The traders have been complaining about the one bulk meter that is currently used for about 7,000 stores within the market for the past two years.
No progress has been made in persuading the Electricity Company of Ghana (ECG) and the management of Kejetia Market to give each store its own meter.
Due to this, the traders have stopped paying their electricity bills since May 2021, resulting in a debt of five million four hundred thousand cedis overall (GHS 5,400,000). Since six days ago, electricity has been cut off from the market due to unpaid bills.
Speaking on 3FM’s Sunrise show, Akwasi Prempeh, the president of the Federation of Kumasi Traders, stated that although they are prepared to pay the debt they owe ECG and have agreed to pay 20% of it today, they insist that individual separate meters should be assigned to the stores.

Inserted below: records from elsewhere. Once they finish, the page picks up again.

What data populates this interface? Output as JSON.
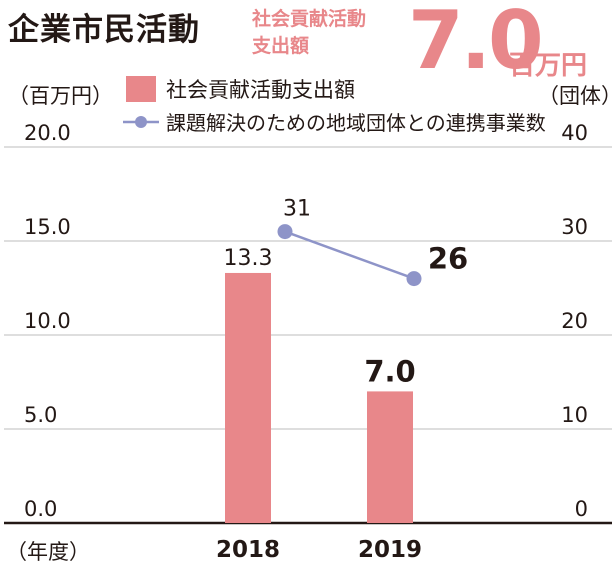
{
  "title": "企業市民活動",
  "headline": {
    "label_line1": "社会貢献活動",
    "label_line2": "支出額",
    "value": "7.0",
    "unit": "百万円",
    "color": "#e8878a"
  },
  "chart_data": {
    "type": "bar",
    "categories": [
      "2018",
      "2019"
    ],
    "series": [
      {
        "name": "社会貢献活動支出額",
        "kind": "bar",
        "axis": "left",
        "values": [
          13.3,
          7.0
        ],
        "labels": [
          "13.3",
          "7.0"
        ],
        "color": "#e8878a"
      },
      {
        "name": "課題解決のための地域団体との連携事業数",
        "kind": "line",
        "axis": "right",
        "values": [
          31,
          26
        ],
        "labels": [
          "31",
          "26"
        ],
        "color": "#8e94c8"
      }
    ],
    "left_axis": {
      "unit": "（百万円）",
      "range": [
        0,
        20
      ],
      "ticks": [
        "0.0",
        "5.0",
        "10.0",
        "15.0",
        "20.0"
      ]
    },
    "right_axis": {
      "unit": "（団体）",
      "range": [
        0,
        40
      ],
      "ticks": [
        "0",
        "10",
        "20",
        "30",
        "40"
      ]
    },
    "x_axis_unit": "（年度）",
    "grid": true
  }
}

“We’ll take a different tack to fight for that if we don’t get individual separate meters within the market. The more people you have on a bulk meter, the more power we use and the higher rate the ECG also bills us, ECG has informed us,” he emphasized.
Since the current system, which allows the market management to use their discretion to share the bill among the traders, is problematic, the traders are pleading with the government to help resolve the issue and also assure that they are prepared to bear the cost of installing the meters.
Prempeh continued, “It doesn’t give the traders the chance to regulate or even monitor their electricity consumption.”